Money never made a fool of anybody; it just shows ‘em up.
Frank McKinney Hubbard
Farming, much like any other business, is all about the ins and outs of the money. Without the money, there would be no business. Friday morning we hit the road to make (take in) some money so we could spend (put out). Simple as that sounds; that is the way business works.
My Hero was back at our scrap pile early before I pulled myself out of bed. I could see him back there loading metal. My first thought was that all the pretty pieces of metal back there that we had collected would be gone. We had both thought that someday, we would make some of those unusually shaped pieces of old machinery into something beautiful.
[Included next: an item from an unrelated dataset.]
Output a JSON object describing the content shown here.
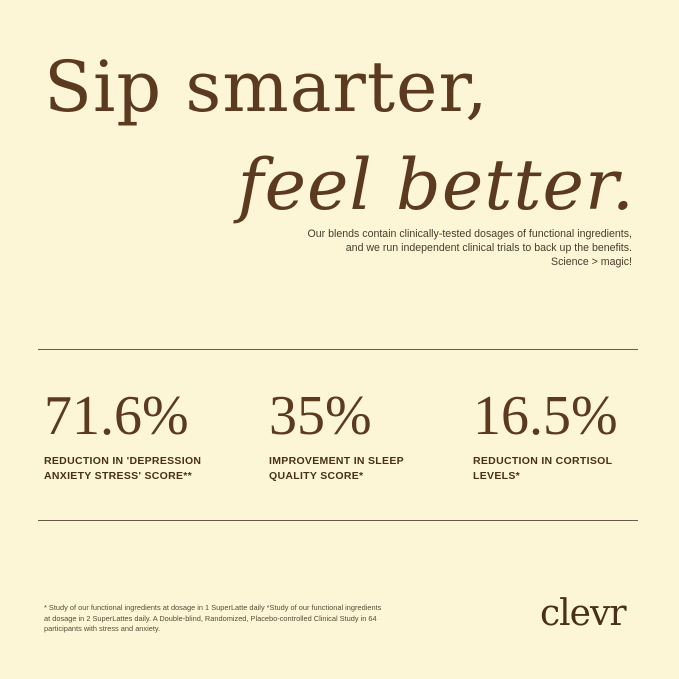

That has always been a dream, to create beautiful art from nothing.
The farm lifestyle tends to take your days, your weeks and before you know it years, leading to decades away. I guess any job that you have tends to take your time away. Before you know it, time is left behind and you missed those opportunities.
The imagined amazing pieces of your very own art project were now to head to the scrap dealer, to generate money. Honestly, it does not hurt to clear out your
art supplies I mean junk before it gets out of control, anyway.
Our scrap pile has always fascinated me. With the old machinery parts and bits of manufactured parts and metal, it has always stimulated my imagination. A big cog wheel that operated a key piece of machinery which has not been seen for decades or possibly a century was heaped in the pile. The coils, springs and shoes off the newer machinery were now all mixed together.
There were rusty bolts, pieces of wire fence, and a bucket full of used sheer bolts that had broken in the round baler. The kitchen sink was also at the bottom of the pile loaded into the truck before I hiked back. Quick as that, it had been destined to go to the scrap pile and I had no part in the decision making. Yes, My Hero is very wise. I tend to take things back out, to once again dream of my art projects. Always a dreamer, I suppose. Some of the stuff that I saw tucked under the huge pile had been picked out of a truck and put back into the dream pile many times over the years. It was time to face reality. That dream was a bust in the making, long ago.
I popped into the truck after we tied it all down. We headed to town. To see a load of scrap drive through our little town is not an odd sight for the residents. We actually passed a couple of other trucks which were now empty. I wondered if their art dream had been traded for cash too.
At the scrap yard, you first weigh the truck loaded. On the way out, (after someone sweated away ten pounds because she had brought her gloves to help) you weigh it again, to get the difference. The difference would be so much a pound in cash. The bucket of copper had already been taken out. It is worth more, so you do not want to mix it.
Before 9, we had made $264. I have to say it was easier money for me since I only helped unload it. My Hero had loaded and unloaded it. I just whine more, I suppose.
When we pulled back into our yard back home our cows were all watching the septic tank guy pump out our septic tank. The man was excited to have such an audience. Yes, the ins and outs of money happen that fast. That cost $259.90 we had cleared a profit of $4.10 and we still have not agreed on how to spend it.